How will this be possible?
M2M is machine-to-machine technology. In the 1990’s it enabled high-frequency trading, and some hedge fund managers became billionaires. Things can go wrong, however, as we saw recently when Knight Capital lost $440 million in 40 minutes due to an M2M software algorithm error.
Our $2.6 trillion health and wellness industry is poised to be the biggest beneficiary of M2M technology in this decade. Here’s just one example of why.
Obesity has been growing at epidemic rates. If Americans were each to lose 20 pounds, our health system could save an estimated $250 billion every year.
One of the most significant metrics for insurance payers is MLR ( Medical Loss Ratio), a measurement which long has been the Holy Grail of disease management. Even a slight bending downwards of the MLR cost curve will translate into billions of dollars of savings for the health insurance industry.
Until now, this has been an expensive and labor intensive process requiring human case managers to meet daily face-to-face or by phone with chronic care patients, often with uneven results.
My brother David Sculley, a former Weight Watchers CEO, learned that just getting overweight people into a routine of weighing themselves daily had a huge positive impact on their weight loss – an impact even greater than getting people to sign up for a diet plan.
Now we have the capability for using M2M mobile apps to prompt consumers who want to lose weight via personalized goal setting and follow-up messages with alerts to information relative to their weight reduction progress. Scales, blood pressure instruments, heart monitoring, and diabetics’ blood sugar tests all can be monitored via appropriate miniaturized sensors, transmitted to one’s smart phone and uploaded from there to the cloud.
Think of cloud computing as merely a utility service, but one that costs a fraction of what traditional client/server data centers cost, with the power to use Big Data analytics to scale customized health analytics to levels almost unimaginable a few years ago.

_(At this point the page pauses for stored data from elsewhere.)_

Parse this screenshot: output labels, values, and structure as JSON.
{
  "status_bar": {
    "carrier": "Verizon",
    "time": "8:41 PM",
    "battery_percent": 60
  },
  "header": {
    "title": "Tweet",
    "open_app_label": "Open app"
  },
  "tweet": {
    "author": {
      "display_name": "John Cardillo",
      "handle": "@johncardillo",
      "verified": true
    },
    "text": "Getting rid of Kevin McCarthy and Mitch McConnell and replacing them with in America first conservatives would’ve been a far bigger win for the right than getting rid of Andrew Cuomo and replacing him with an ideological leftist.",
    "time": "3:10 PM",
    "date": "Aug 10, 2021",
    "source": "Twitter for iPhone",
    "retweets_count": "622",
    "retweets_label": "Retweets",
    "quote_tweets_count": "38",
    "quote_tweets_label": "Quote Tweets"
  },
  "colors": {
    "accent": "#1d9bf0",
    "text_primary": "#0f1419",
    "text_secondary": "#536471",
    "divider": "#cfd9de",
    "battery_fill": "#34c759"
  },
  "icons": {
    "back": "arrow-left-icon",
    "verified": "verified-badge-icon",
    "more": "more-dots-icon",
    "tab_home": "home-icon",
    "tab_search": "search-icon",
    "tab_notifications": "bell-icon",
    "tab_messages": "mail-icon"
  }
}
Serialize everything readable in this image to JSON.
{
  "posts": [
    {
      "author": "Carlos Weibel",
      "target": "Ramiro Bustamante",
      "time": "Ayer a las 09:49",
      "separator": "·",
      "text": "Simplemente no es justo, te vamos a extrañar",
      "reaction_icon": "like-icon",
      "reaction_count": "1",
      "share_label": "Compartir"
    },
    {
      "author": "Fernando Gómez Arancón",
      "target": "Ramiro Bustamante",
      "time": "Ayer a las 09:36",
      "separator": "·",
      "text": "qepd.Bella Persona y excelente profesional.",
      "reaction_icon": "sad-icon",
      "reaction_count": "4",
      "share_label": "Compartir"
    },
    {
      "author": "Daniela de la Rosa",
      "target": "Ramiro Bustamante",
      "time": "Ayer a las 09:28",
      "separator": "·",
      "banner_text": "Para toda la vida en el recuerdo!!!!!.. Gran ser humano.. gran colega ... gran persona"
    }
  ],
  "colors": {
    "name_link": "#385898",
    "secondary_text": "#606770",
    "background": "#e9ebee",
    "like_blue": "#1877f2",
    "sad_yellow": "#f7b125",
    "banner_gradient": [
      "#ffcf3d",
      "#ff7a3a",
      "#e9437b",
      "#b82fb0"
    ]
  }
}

The “quants” – math wizards and computer programmers – recruited to the financial services industry to create powerful algorithms are now being recruited to develop Big Data analytics for healthcare startups. Slowly, archaic healthcare regulations and protocols are being digitized and electronic health records are being connected. One of the most difficult challenges is connecting the health records of chronic care patients, who typically have several doctor specialists with no records interoperability.
A few healthcare start-ups are building population health content into mobile apps with rule-set-driven expert systems that incorporate M2M Big Data analytic services. These systems can send health and wellness auto alerts, consumer incentives and rewards, and relevant media content personalized to each consumer member. Such programs will be integrated with important health insurance payer information such as benefits management, medical insurance claims data, doctor clinical reports, pharmacy claims data, and HRA (Health Risk Assessment) services.
An analogy to which I can relate easily is, wireless sensors are at an early stage of development equivalent to where microprocessor technology was when I joined the personal computer industry 30 years ago. The future possibilities for medical sensors that monitor vital signs in real time may well become game changers for our unsustainably costly health and wellness system.